Study design and setting
A single-center, prospective cohort study was conducted at King Faisal Specialist Hospital and Research Center in Saudi Arabia-Jeddah between August 01, 2021, and April 30, 2022. The hospital institutional review board approved the study.
Patients
Enrollment criteria include patients 18 years old and older admitted to the medical intensive care unit (MICU) or surgical intensive care unit (SICU) and received IV fluids, including colloids and/or crystalloids, as a replacement or resuscitation. Exclusion criteria included the following: Age < 18 years old, patients with end-stage renal disease, patients on hemodialysis, patients on diuretics upon ICU admission, patients on maintenance IV fluids > 72 hours before ICU admission, patients started on renal replacement therapy 24 hours post ICU admission, patients started on DKA/HHS protocol or those with an inability to measure their fluid output (Appendix figure e1).
Data Collection
Data screening occurred each Sunday of each week, excluding holidays. All patients who fulfilled the inclusion criteria were considered for inclusion. We followed patients until the day of de-resuscitation by diuretics, RRT, or ICU discharge, whatever comes first. We collected the total amount of fluid administered from IV resuscitation fluids, IV maintenance fluid, IV medications, and total parenteral nutrition (TPN) at 24 hours, 48 hours, 72 hours, and until the time of de-resuscitation or ICU discharge. Moreover, we collected information on patients' comorbidities, severity score (APACHE II), the occurrence of acute kidney injury (AKI), use of mechanical ventilation (MV), the number of organs failure, and fluid balance. Each patient's data were collected and handled using Research Electronic Data Capture (REDCap®) software hosted by King Faisal Specialist Hospital and Research Center (KFSHRC).
Outcomes
This study's primary outcome of interest is the median percent fluid accumulation on the day of fluid de-resuscitation or ICU discharge, whatever comes first. Secondary outcomes include the mean or median fluid accumulation at 24, 48, and 72 hours of ICU admission, the mean or median fluid balance at 24, 48, and 72 hours of ICU stay, the duration of mechanical ventilation, length of hospital and ICU stay, and ICU and hospital mortality. Primary exposures of interest included an APACHE II score, a diagnosis of ARDS upon ICU admission, and a need for mechanical ventilation. Other characteristics of interest included: age, gender, weight, BMI, source of ICU admission, other ICU admission diagnoses, comorbidities, number of organ failures, need for vasopressors, use of nephrotoxic drugs, and whether a Foley catheter was removed before ICU discharge or starting diuretics or RRT.
Definitions:
Cardiovascular failure was defined by a systolic blood pressure of 90 mm Hg or less or the need for a vasopressor. Coagulation abnormality was defined by a platelet count of 80,000 per cubic millimeter or less. Hepatic failure was defined by a serum bilirubin level of at least 2 mg per deciliter (34 µmol per liter). Renal failure was defined by a serum creatinine level of at least 2 mg per deciliter (177 µmol per liter) (18). Percentage of fluid overload was defined as a calculation of total cumulative fluid balance from ICU admission to fluid de-resuscitation or ICU discharge and dividing the cumulative balance in liters by the patient's baseline weight and multiplying by 100 (11)
Sample Size And Statistical Analysis
As our study is the first to look into the percent fluid overload as a predictor of the need for fluid de-resuscitation, we included all eligible patients who were screened during the study period. Our study is not powered to detect the association between mean percent overload and the need for de- resuscitation.

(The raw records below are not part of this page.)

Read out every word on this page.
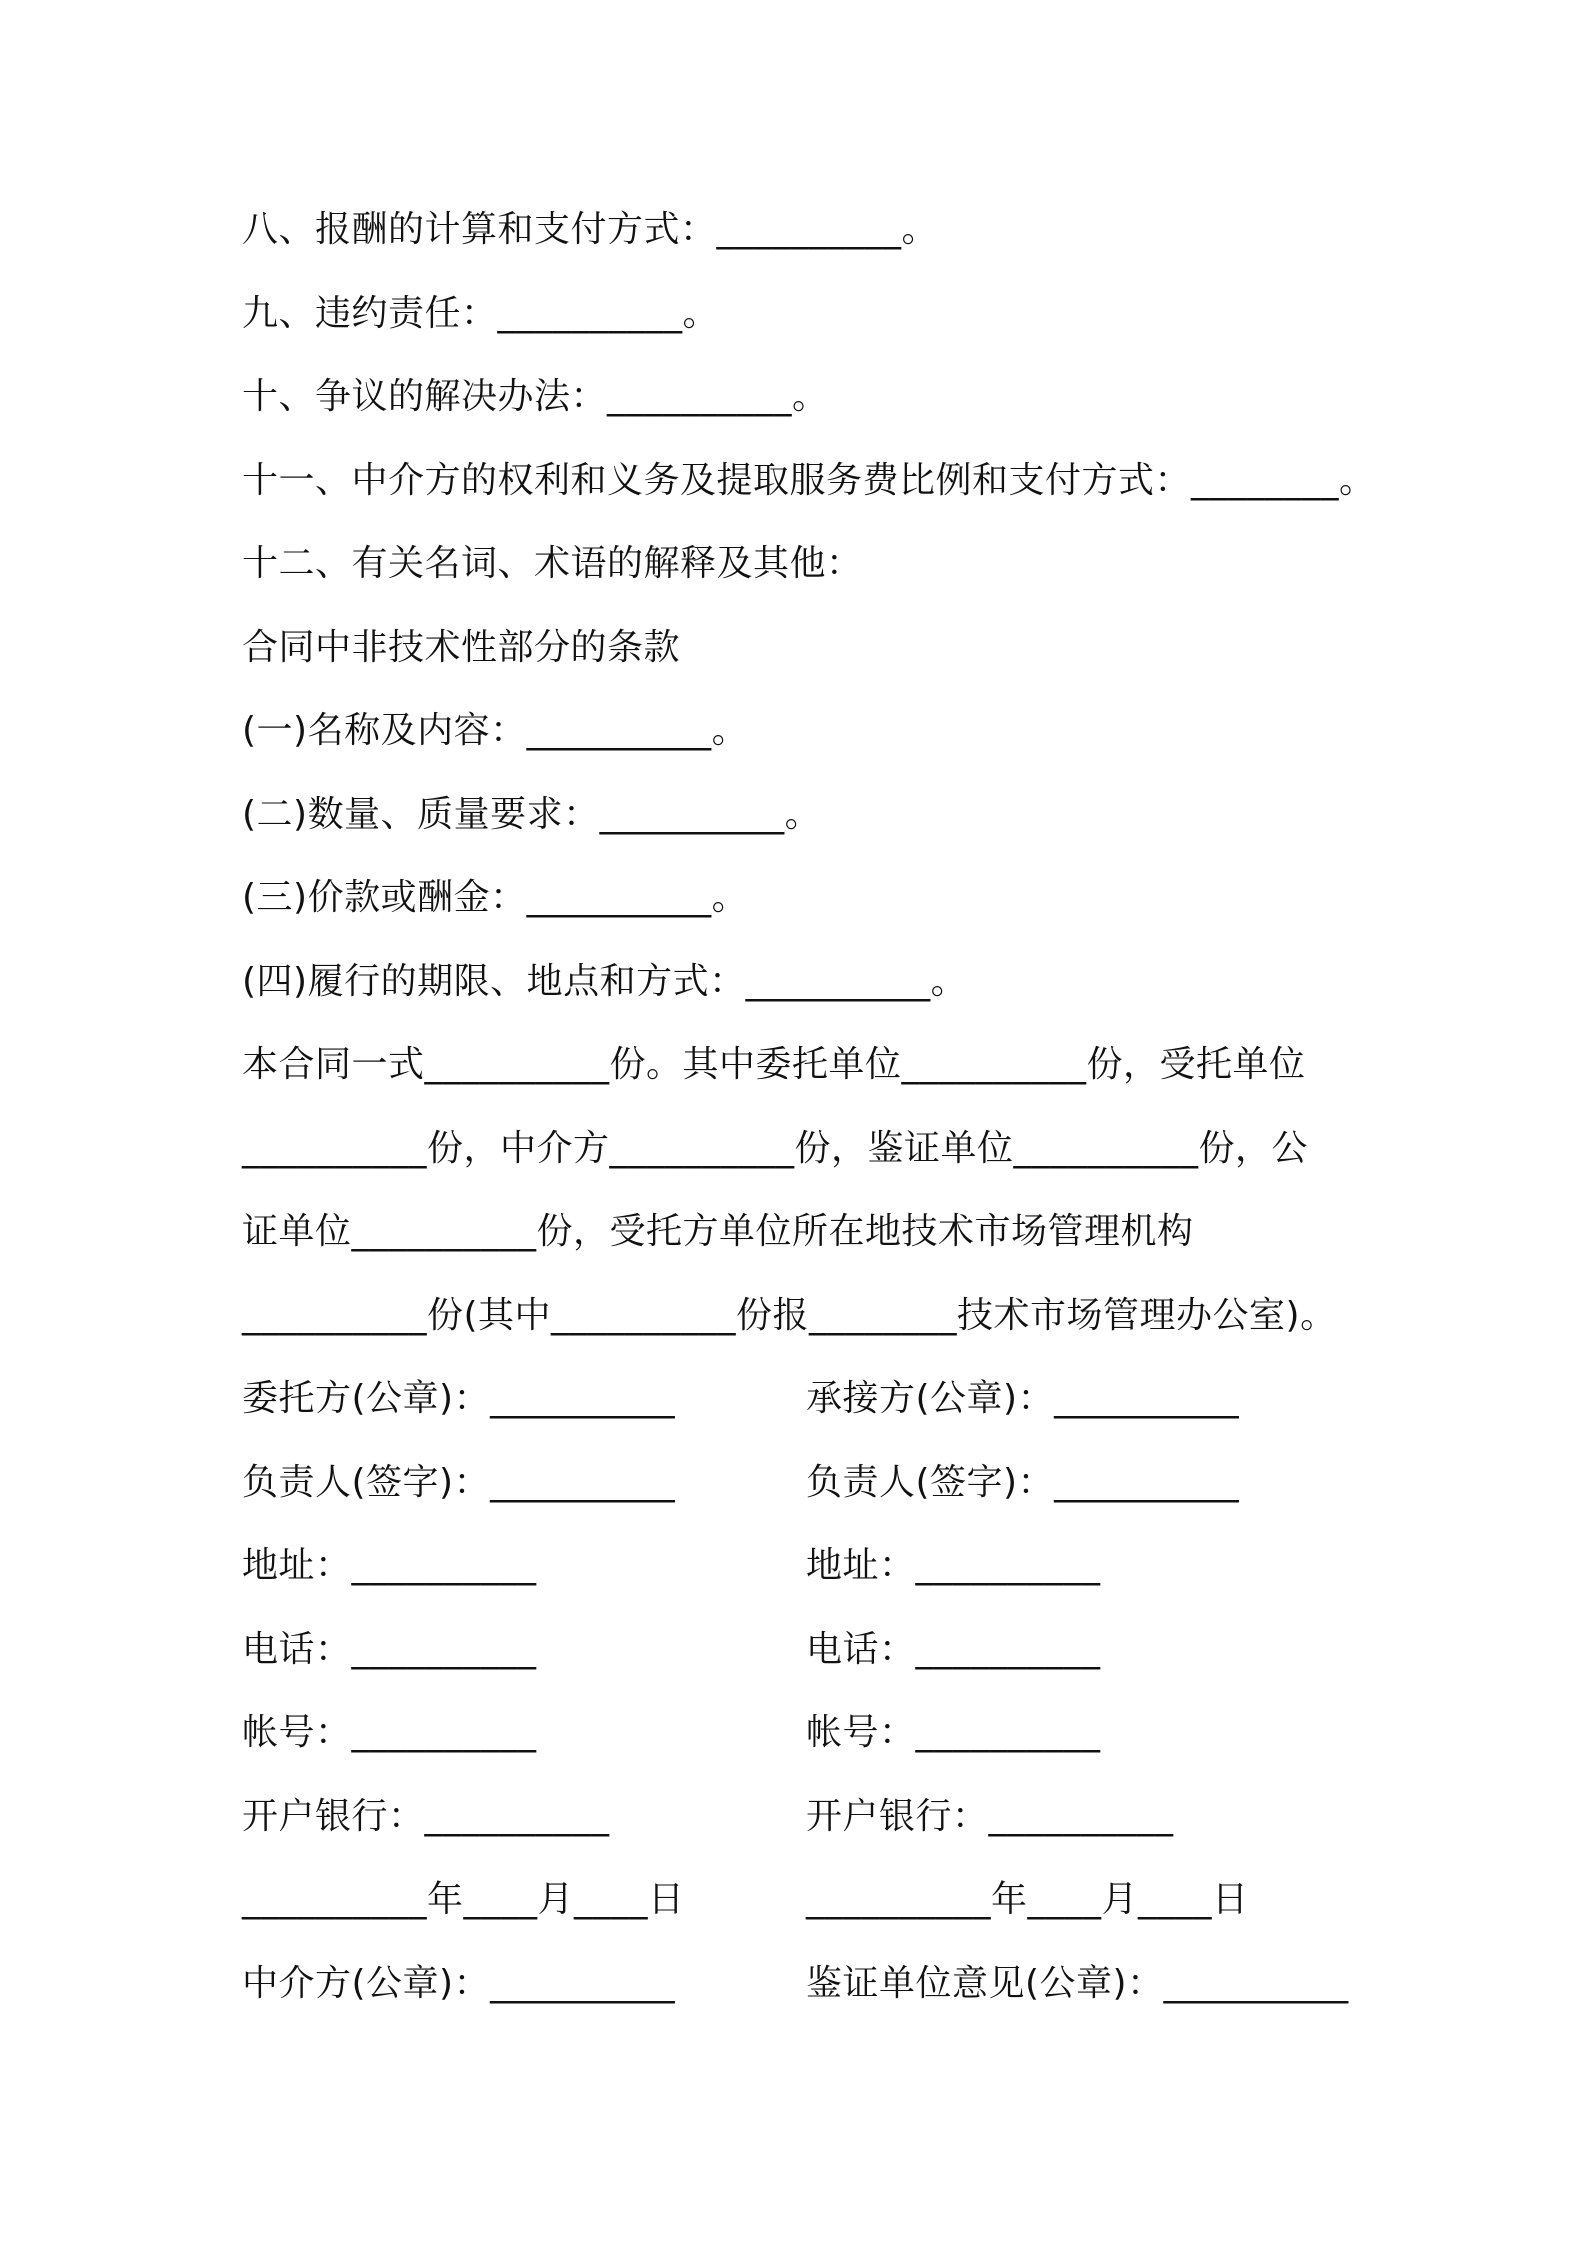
八、报酬的计算和支付方式：__________。
九、违约责任：__________。
十、争议的解决办法：__________。
十一、中介方的权利和义务及提取服务费比例和支付方式：________。
十二、有关名词、术语的解释及其他：
合同中非技术性部分的条款
(一)名称及内容：__________。
(二)数量、质量要求：__________。
(三)价款或酬金：__________。
(四)履行的期限、地点和方式：__________。
本合同一式__________份。其中委托单位__________份，受托单位
__________份，中介方__________份，鉴证单位__________份，公
证单位__________份，受托方单位所在地技术市场管理机构
__________份(其中__________份报________技术市场管理办公室)。
委托方(公章)：__________	承接方(公章)：__________
负责人(签字)：__________	负责人(签字)：__________
地址：__________	地址：__________
电话：__________	电话：__________
帐号：__________	帐号：__________
开户银行：__________	开户银行：__________
__________年____月____日	__________年____月____日
中介方(公章)：__________	鉴证单位意见(公章)：__________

The normality of the continuous predictor variables was assessed using Shapiro-Wilk and Kolmogorov-Smirnov tests by comparing median and mean values and observing the data graphically. The association between exposure variables, baseline and clinical characteristics, and fluid de-resuscitation status was assessed using Student's t-test, Wilcoxon two-sample test with normal approximation, Chi-Square test, and Fisher's Exact Test. The association between predictor variables and hospital mortality was also assessed using these bivariate tests, as was the association between patient fluid and mortality outcomes by fluid de-resuscitation status. The fluid outcomes were also assessed at 24, 48, and 72 hours post ICU discharge. A multivariable logistic model was constructed to examine the association between the main exposures of interest and the outcome of hospital mortality. Analyses were performed using SAS software, version 9.4, and statistical significance was determined at an α = 0.05 level.